After a few minutes, DD threw her book across the room and just spat out something like, "It's not fair! I have tried and tried and still can't read! It's just not fair that I'm stuck just looking at dumb pictures and still can't read! I'm just never going to be able to read!" I was so sad for her. I don't feel like a kid should be so discouraged about reading at this age. But I think that, to her, it does feel like she's been trying to learn practically forever. She's been asking to learn to read since she was three, so half her lifetime already!
Given your daughter's eagerness - and incredible frustration - I wonder if you might actually want to try supplementing your O-G tutoring with AAR at home? Twice a week is actually not much for that kind of tutoring (I believe five times per week is suggested). Talk to your friend to make sure you wouldn't be working at odds with the formal tutoring, though. Or maybe see if she can give you materials to work on at home to perpetuate the lessons in between the tutoring sessions?

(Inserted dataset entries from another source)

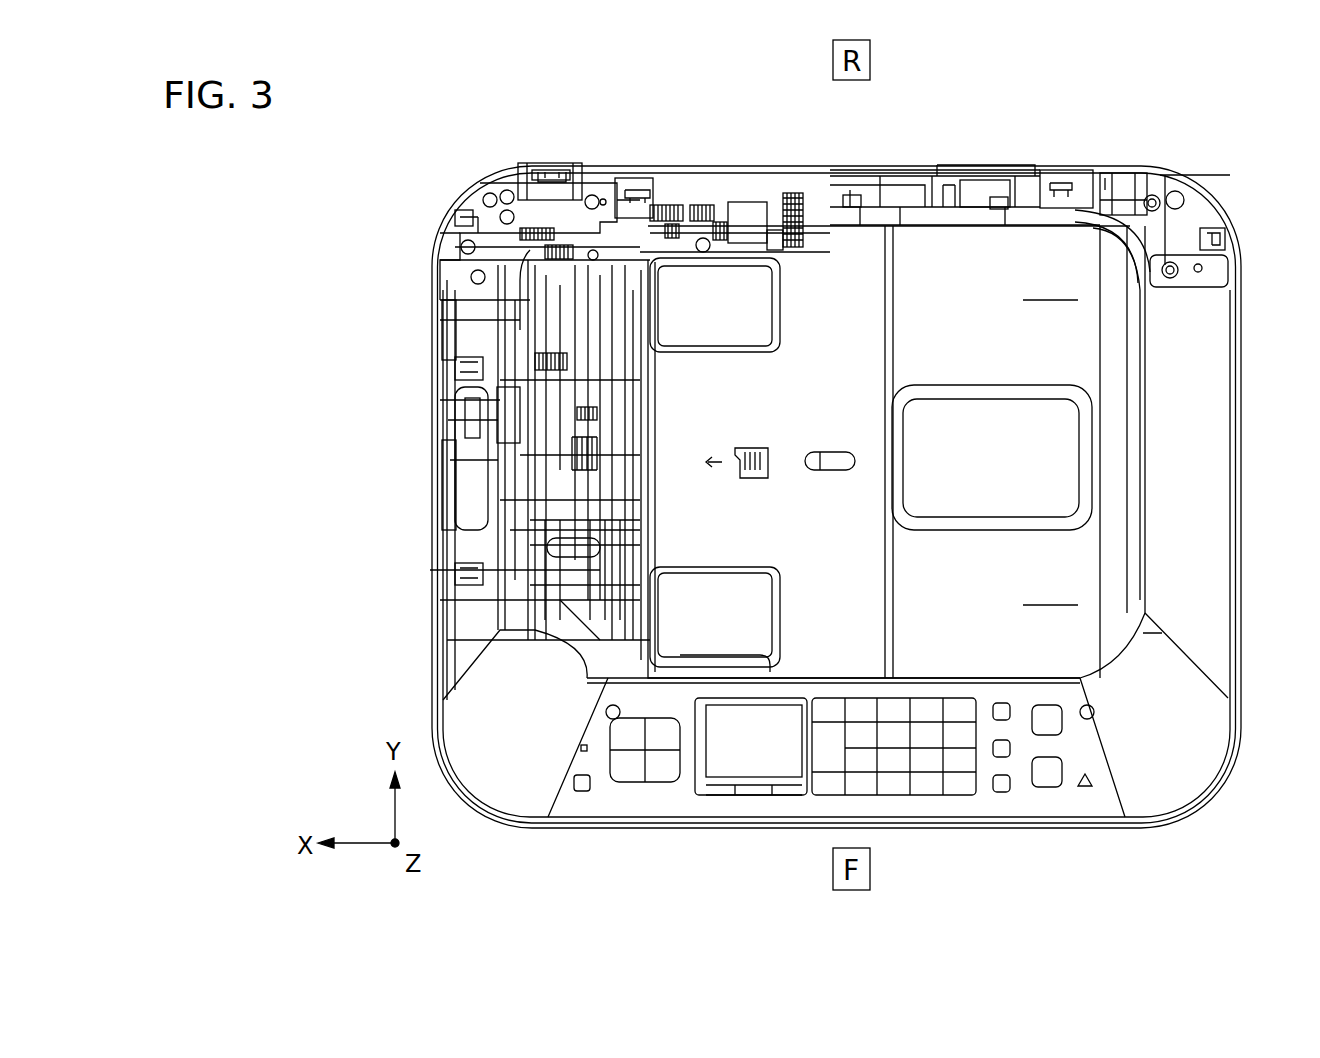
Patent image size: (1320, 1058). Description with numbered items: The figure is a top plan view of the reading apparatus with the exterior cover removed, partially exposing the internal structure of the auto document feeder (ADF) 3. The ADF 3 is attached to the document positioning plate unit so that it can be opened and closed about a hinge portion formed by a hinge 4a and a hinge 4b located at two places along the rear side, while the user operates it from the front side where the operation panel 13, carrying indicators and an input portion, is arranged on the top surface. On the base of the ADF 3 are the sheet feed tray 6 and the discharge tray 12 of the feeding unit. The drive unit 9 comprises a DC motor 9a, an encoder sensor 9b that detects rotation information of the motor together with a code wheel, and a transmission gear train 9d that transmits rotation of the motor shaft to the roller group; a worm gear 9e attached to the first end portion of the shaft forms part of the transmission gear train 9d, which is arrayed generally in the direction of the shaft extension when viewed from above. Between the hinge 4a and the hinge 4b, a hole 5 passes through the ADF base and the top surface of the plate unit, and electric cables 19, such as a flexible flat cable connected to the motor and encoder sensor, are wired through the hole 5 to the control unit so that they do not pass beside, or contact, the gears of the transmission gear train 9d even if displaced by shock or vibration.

The auto document feeder 3 is at (385, 236).
The hinge 4a is at (1125, 190).
The hinge 4b is at (552, 163).
The hole 5 is at (970, 197).
The sheet feed tray 6 is at (862, 493).
The drive unit 9 is at (855, 108).
The motor 9a is at (755, 203).
The encoder sensor 9b is at (800, 195).
The transmission gear train 9d is at (672, 205).
The worm gear 9e is at (718, 205).
The discharge tray 12 is at (1033, 558).
The operation panel 13 is at (642, 797).
The electric cables 19 is at (945, 190).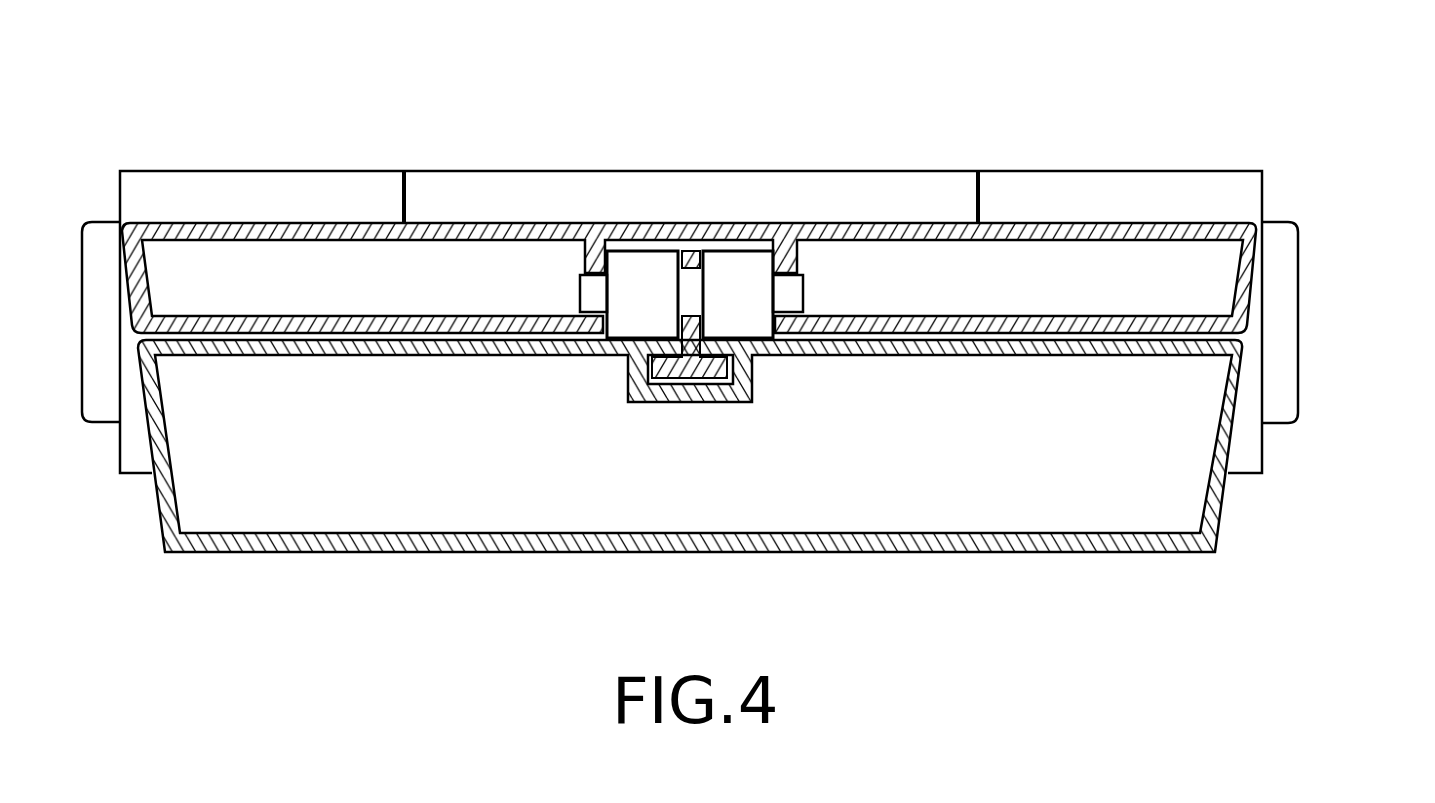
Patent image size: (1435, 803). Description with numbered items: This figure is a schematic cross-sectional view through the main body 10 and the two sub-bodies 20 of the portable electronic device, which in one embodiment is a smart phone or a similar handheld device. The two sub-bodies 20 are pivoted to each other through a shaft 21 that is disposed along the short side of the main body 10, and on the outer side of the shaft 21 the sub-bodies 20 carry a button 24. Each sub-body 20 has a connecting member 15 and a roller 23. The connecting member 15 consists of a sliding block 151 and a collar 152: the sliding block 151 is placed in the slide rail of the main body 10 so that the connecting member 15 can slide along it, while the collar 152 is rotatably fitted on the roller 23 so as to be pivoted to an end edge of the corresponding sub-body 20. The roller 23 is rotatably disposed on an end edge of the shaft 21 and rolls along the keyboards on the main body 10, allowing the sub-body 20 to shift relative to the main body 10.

I've had a daughter reach a similar state to yours, and her anxiety level and self-worth were both in scary places. The most wonderful thing about AAR for us was how, and how quickly, it had a huge impact on both. When DD started with AAR, I did my best to eliminate all reading (and writing) from outside the program: we read only the AAR books. This meant that I never asked her to read anything that included words she had not been taught how to decode, explicitly and systematically, in a way she could learn. Which meant, suddenly, for the first time in her life, every time I asked her to read something, she could succeed. There are just not words to describe what this did for her.